The court was asked to instruct the jury that “if, from the evidence, they believed that the plaintiff and the defendants agreed to have the title placed in the defendants, in order to impose upon the National Trotting Association and make them believe the title had passed to said defendants, in order to reinstate said horse, and that, pursuant to such pretended sale, the possession of said horse was delivered to and held by the defendants, and that they held the possession under such agreement up to the time said horse was replevied, the jury must *315find for the defendants.” The court instructed the jury on this point as follows: “It is claimed that the transaction by which the defendants became possessed of the horse in controversy, was designed to deceive and mislead the National Trotting Association. If you find that such was its design, such design or intention does not affect the quality of the transaction as between the parties to this action, and would not preclude the plaintiff from asserting in a court of justice, against these defendants, any rights which he might have, growing out of such a transaction.” The* instruction asked, as well as that given, fall very far short of defining a transaction entered into by the parties with the design or intention of accomplishing an illegal or fraudulent purpose, or any purpose which -was not strictly just and proper. There is no evidence in the case tending to show that anything wrongful was intended by either party in having the horse reinstated, and both parties claim throughout the case that the horse had been wrongfully expelled by the National Trotting Association, and that proper measures should be honestly taken to have it rightfully restored. The transaction in this respect was not illegal or fraudulent in any sense, and the instruction does not so imply, and the decision of this court in Winslow v. Crowell, 82 Wis., 639, is conclusive that such an intended deception does not amount to a fraud which would vitiate the contract.

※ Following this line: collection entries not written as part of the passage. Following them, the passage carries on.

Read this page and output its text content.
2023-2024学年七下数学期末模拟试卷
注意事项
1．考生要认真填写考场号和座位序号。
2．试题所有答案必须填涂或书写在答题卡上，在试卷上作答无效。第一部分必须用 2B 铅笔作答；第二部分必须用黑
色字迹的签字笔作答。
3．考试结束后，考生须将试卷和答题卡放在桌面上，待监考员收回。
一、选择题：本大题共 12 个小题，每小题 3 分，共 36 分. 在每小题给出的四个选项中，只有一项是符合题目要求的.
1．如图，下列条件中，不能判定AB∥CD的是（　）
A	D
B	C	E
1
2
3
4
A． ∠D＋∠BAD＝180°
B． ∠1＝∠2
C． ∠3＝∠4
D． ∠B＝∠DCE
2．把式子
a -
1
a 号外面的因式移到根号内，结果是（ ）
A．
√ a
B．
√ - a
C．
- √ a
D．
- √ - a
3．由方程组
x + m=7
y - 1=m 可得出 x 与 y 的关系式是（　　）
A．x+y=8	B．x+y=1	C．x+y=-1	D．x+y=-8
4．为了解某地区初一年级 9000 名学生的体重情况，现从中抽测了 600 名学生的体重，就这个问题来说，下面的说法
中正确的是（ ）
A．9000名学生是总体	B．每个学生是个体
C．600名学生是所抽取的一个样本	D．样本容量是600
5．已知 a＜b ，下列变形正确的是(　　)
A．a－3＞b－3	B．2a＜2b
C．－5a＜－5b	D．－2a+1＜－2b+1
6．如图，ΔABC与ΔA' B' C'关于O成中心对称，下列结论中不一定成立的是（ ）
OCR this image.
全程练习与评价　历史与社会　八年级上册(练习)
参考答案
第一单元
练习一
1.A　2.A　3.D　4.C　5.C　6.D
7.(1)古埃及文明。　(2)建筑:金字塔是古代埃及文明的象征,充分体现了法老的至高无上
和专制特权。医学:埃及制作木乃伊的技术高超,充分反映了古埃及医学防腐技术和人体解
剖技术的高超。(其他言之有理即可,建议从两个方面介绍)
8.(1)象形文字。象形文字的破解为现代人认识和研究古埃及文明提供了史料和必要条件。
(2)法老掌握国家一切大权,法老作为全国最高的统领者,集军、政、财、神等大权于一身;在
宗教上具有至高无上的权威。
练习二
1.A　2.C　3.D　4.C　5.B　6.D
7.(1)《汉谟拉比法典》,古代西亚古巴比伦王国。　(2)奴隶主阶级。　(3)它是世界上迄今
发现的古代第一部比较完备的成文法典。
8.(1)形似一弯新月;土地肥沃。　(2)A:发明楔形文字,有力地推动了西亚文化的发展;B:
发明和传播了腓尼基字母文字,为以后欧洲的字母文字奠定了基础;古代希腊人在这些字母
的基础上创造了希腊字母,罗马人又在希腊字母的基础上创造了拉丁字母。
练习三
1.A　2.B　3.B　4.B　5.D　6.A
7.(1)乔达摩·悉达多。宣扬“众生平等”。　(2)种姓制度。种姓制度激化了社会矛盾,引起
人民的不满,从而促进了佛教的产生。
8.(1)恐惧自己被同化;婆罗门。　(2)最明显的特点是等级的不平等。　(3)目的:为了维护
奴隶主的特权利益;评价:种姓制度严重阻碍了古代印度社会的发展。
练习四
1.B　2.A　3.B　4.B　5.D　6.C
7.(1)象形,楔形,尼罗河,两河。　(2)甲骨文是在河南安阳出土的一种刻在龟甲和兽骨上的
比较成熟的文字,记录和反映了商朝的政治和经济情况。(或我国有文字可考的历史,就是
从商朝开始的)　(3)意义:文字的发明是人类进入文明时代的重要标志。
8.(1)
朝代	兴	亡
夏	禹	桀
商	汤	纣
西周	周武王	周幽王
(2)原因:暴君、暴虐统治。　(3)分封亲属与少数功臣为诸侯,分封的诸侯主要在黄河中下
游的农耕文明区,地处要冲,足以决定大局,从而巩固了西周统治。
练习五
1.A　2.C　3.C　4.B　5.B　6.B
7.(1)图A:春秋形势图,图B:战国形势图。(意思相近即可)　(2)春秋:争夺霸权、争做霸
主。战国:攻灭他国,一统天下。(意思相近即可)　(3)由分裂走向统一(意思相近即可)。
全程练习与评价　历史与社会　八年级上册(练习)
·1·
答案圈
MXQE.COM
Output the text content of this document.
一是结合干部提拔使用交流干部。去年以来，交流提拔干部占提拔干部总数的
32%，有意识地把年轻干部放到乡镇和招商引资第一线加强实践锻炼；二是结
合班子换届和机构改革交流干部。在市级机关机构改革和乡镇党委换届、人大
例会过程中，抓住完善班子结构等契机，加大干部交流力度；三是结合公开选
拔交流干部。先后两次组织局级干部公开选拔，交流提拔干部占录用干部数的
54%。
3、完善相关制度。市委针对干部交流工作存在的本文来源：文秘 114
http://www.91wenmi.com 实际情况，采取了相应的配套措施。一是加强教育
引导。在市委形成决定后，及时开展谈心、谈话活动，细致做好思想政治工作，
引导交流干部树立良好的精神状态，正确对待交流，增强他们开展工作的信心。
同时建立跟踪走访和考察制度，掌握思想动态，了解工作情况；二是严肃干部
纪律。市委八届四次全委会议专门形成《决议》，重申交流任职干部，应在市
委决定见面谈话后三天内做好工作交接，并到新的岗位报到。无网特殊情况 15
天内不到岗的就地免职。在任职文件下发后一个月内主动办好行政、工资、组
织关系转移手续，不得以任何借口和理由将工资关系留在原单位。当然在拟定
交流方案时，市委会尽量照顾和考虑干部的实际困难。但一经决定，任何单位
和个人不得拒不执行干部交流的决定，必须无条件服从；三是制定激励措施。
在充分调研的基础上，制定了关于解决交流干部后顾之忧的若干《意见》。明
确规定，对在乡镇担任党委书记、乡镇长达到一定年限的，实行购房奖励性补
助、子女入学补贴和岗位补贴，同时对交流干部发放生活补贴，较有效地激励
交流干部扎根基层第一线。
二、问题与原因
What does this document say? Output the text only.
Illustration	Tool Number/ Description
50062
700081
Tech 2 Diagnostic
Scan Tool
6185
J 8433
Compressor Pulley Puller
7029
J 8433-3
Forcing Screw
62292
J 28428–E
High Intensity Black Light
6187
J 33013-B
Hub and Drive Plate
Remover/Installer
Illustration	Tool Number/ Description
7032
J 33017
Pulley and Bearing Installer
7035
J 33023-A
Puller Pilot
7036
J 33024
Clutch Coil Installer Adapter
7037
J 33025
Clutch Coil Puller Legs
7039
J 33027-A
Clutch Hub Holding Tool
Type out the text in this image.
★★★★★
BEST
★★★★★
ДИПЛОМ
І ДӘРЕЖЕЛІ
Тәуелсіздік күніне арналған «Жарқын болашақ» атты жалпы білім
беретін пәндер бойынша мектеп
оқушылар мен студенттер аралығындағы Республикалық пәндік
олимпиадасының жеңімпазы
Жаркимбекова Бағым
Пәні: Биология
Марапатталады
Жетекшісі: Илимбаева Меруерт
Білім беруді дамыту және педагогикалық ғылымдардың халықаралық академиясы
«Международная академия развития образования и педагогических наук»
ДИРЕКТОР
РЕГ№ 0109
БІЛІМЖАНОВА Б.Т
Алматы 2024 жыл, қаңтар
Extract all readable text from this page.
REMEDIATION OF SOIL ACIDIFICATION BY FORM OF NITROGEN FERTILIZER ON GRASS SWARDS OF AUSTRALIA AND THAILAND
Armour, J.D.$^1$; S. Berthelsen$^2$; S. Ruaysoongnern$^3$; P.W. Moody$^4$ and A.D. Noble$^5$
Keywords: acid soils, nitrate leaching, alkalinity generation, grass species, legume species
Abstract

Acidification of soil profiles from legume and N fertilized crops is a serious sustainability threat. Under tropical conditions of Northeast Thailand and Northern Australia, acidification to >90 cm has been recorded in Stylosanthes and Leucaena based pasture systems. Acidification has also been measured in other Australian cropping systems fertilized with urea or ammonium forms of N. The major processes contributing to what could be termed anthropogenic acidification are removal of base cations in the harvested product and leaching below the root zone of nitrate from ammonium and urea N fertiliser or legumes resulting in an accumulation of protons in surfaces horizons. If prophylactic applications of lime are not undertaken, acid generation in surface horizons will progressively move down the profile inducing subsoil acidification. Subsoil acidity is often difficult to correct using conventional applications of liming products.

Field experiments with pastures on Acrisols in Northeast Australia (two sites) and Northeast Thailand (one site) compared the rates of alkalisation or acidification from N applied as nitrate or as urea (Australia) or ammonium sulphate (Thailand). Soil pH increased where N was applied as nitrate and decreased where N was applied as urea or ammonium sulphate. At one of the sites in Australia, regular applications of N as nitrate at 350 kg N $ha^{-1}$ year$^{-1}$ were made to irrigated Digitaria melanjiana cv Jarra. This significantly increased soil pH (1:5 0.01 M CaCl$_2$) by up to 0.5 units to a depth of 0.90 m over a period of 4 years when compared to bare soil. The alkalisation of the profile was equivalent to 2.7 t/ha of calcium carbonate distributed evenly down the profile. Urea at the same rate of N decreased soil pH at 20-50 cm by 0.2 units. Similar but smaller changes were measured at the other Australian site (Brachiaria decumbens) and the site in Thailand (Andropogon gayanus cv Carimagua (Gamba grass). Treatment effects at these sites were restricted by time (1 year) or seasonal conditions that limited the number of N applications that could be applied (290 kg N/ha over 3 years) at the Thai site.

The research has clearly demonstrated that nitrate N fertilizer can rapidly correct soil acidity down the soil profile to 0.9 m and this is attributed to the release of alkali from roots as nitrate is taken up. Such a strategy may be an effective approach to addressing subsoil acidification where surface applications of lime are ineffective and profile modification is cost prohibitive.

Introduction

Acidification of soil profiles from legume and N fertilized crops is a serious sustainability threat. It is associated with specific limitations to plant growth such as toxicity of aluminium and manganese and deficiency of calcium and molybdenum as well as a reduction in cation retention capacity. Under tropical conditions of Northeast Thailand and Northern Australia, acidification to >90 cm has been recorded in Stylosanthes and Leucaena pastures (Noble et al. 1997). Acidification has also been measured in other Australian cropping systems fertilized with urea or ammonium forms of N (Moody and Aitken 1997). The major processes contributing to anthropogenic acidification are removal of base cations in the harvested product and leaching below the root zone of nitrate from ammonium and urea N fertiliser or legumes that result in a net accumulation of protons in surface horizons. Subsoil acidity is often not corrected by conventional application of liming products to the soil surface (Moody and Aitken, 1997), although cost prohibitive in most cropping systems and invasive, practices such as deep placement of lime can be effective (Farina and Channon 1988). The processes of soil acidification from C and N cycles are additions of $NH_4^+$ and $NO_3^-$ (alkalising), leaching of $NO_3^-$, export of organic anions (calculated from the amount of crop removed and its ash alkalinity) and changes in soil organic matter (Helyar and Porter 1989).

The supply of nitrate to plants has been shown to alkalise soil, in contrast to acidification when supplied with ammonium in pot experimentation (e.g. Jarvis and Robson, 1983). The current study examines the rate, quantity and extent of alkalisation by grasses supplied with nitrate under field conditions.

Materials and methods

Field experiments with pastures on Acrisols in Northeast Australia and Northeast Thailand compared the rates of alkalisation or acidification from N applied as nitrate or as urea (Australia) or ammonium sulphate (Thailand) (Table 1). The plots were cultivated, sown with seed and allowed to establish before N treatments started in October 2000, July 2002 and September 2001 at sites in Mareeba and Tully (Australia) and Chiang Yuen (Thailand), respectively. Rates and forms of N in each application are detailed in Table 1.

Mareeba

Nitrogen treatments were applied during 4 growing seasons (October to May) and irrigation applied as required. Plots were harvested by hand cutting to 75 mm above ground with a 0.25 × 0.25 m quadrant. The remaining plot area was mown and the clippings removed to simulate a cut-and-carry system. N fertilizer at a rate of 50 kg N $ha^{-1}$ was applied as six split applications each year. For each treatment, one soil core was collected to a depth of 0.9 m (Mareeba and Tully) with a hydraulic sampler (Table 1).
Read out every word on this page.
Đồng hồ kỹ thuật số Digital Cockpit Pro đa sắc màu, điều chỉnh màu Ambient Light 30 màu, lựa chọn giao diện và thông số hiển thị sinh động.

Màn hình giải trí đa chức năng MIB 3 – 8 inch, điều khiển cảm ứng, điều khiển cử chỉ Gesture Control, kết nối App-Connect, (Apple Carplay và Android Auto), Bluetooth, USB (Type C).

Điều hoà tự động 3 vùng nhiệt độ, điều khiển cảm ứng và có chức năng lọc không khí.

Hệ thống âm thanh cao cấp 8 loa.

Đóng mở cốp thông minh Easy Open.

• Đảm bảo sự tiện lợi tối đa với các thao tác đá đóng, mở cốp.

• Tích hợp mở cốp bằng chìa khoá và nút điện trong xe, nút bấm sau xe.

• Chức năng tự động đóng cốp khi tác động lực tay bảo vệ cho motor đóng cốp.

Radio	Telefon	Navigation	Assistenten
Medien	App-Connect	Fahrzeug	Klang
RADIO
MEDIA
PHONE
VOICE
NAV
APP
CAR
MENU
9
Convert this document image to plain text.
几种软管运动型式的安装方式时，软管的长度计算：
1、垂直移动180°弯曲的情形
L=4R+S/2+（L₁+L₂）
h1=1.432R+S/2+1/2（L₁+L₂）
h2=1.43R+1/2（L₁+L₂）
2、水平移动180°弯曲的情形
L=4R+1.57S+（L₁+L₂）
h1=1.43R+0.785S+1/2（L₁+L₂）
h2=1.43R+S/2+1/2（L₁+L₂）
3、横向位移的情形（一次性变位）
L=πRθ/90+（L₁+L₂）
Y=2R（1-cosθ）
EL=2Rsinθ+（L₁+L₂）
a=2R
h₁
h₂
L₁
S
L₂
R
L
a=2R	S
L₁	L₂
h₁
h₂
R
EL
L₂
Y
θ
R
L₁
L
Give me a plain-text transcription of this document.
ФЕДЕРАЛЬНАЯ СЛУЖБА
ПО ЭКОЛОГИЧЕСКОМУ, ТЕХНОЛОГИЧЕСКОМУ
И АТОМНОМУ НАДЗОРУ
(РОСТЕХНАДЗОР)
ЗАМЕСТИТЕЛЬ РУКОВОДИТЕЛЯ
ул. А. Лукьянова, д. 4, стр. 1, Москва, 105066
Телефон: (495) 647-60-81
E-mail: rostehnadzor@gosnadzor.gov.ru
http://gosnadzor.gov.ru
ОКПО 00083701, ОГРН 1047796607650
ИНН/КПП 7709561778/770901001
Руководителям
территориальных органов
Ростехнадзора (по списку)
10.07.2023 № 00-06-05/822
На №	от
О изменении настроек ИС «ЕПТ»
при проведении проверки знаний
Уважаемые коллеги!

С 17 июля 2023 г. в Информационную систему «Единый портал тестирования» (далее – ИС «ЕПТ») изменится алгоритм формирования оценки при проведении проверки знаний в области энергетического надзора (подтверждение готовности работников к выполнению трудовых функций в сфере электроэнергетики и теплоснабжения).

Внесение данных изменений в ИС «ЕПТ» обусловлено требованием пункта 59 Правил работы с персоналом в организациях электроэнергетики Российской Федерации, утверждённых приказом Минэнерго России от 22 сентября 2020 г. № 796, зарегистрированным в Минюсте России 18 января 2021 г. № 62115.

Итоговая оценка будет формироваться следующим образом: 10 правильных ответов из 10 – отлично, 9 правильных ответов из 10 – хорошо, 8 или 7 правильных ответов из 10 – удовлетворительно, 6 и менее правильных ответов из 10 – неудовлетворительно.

The real issue in this case is quite limited, and, if it had been constantly kept in view on the trial, much of the evidence and many of the instructions would not have been found in the record. The plaintiff claims that the defendants procured the nominal and apparent title to the horse by the pretext and for the ostensible purpose of having it re-instated for his benefit, but with the real and fraudulent design of defrauding him of it by claiming it as their own by bona fide purchase; and the defendants claim that they became the bona fide purchasers of the horse, and for a valuable consideration, and that they are the real owners. To this simple issue all of the evi*316dence should have been directed and confined, and to it the instructions should have been applicable. We find no error in the rulings of the eircuit court.

It may be that the jury placed a high estimate on the value of the horse in their assessment of the damages; but we are unable to say that it is excessive or not warranted by the evidence.

By the Court.— The judgment of the circuit court is affirmed.